本文章由计算机程序翻译,如有差异,请以英文原文为准。
Differential long-term impact of primary glomerular diseases on major outcomes: All are not equal!

The landscape of nephrology, particularly that of glomerular diseases, is an evolving dynamic that has witnessed incredible advancements in diagnostic and therapeutic interventions to improve kidney and patient survival [1-3]. These achievements have been further bolstered by emerging clinical prediction models to enable better and faster clinical decision-making in order to maximize clinical benefit and minimize harm [4-6]. The more precise we are at defining the primary cause of disease and its epidemiological profile, including clinical course, trajectory pattern and downstream long-term outcomes, the more likely we will improve universal efforts that target its prevention. Greater precision in the classification of disease, its clinical phenotype, targeted therapeutic interventions and outcome measurement is the hallmark of precision medicine [7]. Glomerular diseases of the kidney are key exemplars where major advances have occurred in elucidating pathogenesis, molecular signatures, diagnostic techniques and novel treatment strategies, all of which have contributed to greater characterization of unique disease phenotypes and clinical outcomes [1-7]. However, despite these efforts, the scientific community has fallen short in mapping the long-term outcomes of common primary glomerular diseases [8, 9]. Published comparisons to date have suffered from relatively small samples and short follow-up periods. Many have considered glomerular diseases at the aggregate level rather than at the individual level [1-10].

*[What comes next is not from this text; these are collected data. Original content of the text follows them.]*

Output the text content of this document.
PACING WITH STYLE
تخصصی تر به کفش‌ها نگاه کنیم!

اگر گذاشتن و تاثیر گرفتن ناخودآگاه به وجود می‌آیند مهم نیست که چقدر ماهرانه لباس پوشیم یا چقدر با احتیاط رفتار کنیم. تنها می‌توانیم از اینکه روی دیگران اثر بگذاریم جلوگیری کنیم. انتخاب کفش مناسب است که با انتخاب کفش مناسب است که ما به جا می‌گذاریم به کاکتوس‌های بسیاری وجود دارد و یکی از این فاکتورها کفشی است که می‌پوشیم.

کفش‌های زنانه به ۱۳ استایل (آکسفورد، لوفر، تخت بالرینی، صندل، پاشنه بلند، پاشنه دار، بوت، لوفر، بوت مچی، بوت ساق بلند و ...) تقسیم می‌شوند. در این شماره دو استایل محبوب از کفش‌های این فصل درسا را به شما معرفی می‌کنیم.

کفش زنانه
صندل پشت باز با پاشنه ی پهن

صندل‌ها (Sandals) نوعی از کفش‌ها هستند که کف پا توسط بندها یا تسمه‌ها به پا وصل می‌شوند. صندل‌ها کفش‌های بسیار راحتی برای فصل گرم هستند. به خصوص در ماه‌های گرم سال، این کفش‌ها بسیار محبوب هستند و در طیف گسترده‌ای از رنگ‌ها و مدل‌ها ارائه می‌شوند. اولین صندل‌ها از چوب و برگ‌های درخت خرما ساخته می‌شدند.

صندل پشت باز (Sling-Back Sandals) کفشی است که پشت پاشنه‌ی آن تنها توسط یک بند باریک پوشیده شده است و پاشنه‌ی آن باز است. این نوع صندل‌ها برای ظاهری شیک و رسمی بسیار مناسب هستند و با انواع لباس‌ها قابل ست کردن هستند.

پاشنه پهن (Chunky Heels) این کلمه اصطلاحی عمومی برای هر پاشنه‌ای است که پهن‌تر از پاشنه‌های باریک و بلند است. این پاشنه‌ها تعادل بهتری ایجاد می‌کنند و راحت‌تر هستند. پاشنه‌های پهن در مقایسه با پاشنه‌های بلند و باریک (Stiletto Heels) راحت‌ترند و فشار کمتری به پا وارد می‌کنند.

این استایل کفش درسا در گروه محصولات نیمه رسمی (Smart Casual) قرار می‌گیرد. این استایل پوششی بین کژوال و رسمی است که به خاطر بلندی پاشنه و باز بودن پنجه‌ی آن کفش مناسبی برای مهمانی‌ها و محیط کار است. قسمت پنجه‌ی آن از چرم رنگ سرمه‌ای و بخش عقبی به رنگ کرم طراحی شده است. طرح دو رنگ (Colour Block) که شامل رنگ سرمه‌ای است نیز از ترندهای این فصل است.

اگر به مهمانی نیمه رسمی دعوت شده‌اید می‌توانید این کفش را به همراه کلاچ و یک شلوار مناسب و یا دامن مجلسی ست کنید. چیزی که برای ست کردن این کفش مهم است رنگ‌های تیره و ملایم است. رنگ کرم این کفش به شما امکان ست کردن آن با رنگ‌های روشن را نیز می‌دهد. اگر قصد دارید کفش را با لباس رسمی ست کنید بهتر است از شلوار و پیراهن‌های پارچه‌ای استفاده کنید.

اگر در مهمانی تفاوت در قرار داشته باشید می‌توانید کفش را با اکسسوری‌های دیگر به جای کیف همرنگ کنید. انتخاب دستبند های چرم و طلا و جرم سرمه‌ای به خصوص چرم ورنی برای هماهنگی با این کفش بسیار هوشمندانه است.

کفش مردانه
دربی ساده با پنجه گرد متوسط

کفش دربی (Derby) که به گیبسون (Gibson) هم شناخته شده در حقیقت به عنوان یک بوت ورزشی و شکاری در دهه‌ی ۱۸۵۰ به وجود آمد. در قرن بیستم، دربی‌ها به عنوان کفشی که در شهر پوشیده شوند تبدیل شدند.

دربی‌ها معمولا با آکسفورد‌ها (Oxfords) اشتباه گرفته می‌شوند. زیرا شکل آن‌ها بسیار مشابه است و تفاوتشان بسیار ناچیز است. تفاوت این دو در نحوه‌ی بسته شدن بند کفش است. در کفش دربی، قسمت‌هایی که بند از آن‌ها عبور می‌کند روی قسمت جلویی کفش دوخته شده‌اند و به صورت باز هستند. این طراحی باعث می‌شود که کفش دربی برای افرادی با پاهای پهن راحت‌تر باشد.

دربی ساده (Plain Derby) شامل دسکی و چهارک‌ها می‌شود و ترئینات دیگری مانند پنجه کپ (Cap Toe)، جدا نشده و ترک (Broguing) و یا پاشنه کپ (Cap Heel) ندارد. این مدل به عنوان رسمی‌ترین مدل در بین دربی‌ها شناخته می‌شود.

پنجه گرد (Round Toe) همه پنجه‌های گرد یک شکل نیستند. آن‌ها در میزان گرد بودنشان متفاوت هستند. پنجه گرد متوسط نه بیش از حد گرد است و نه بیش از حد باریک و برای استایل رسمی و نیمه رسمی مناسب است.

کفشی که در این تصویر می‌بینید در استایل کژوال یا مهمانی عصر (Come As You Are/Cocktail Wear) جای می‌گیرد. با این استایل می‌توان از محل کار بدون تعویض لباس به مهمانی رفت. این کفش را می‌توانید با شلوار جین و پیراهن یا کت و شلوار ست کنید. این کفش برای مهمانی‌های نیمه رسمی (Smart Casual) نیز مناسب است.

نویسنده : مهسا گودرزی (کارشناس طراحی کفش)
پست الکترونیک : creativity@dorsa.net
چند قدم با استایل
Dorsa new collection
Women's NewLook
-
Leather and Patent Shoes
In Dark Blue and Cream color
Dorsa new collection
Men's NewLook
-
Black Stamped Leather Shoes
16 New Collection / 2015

In this issue of the Journal of Internal Medicine, Faucon et al. provide new data describing the long-term outcomes of four common primary glomerular diseases from analysis of the Swedish Renal Registry [10]. In this nationally representative observational study, they profile the trajectory patterns of IgA nephropathy (IgA), focal segmental glomerulosclerosis (FSGS), minimal change disease (MCD) and membranous nephropathy (MN). They reveal significant variation in major long-term outcomes across disease groups and demonstrate that the risks of hospitalization, death and kidney replacement therapy (KRT) for these primary glomerular diseases differ substantially from those of a control CKD population that included patients with diabetes (23.7%), hypertension (39.5%), tubulointerstitial nephritis (3.4%), medication-induced kidney disease (3.0%) and other/unknown causes (30.5%).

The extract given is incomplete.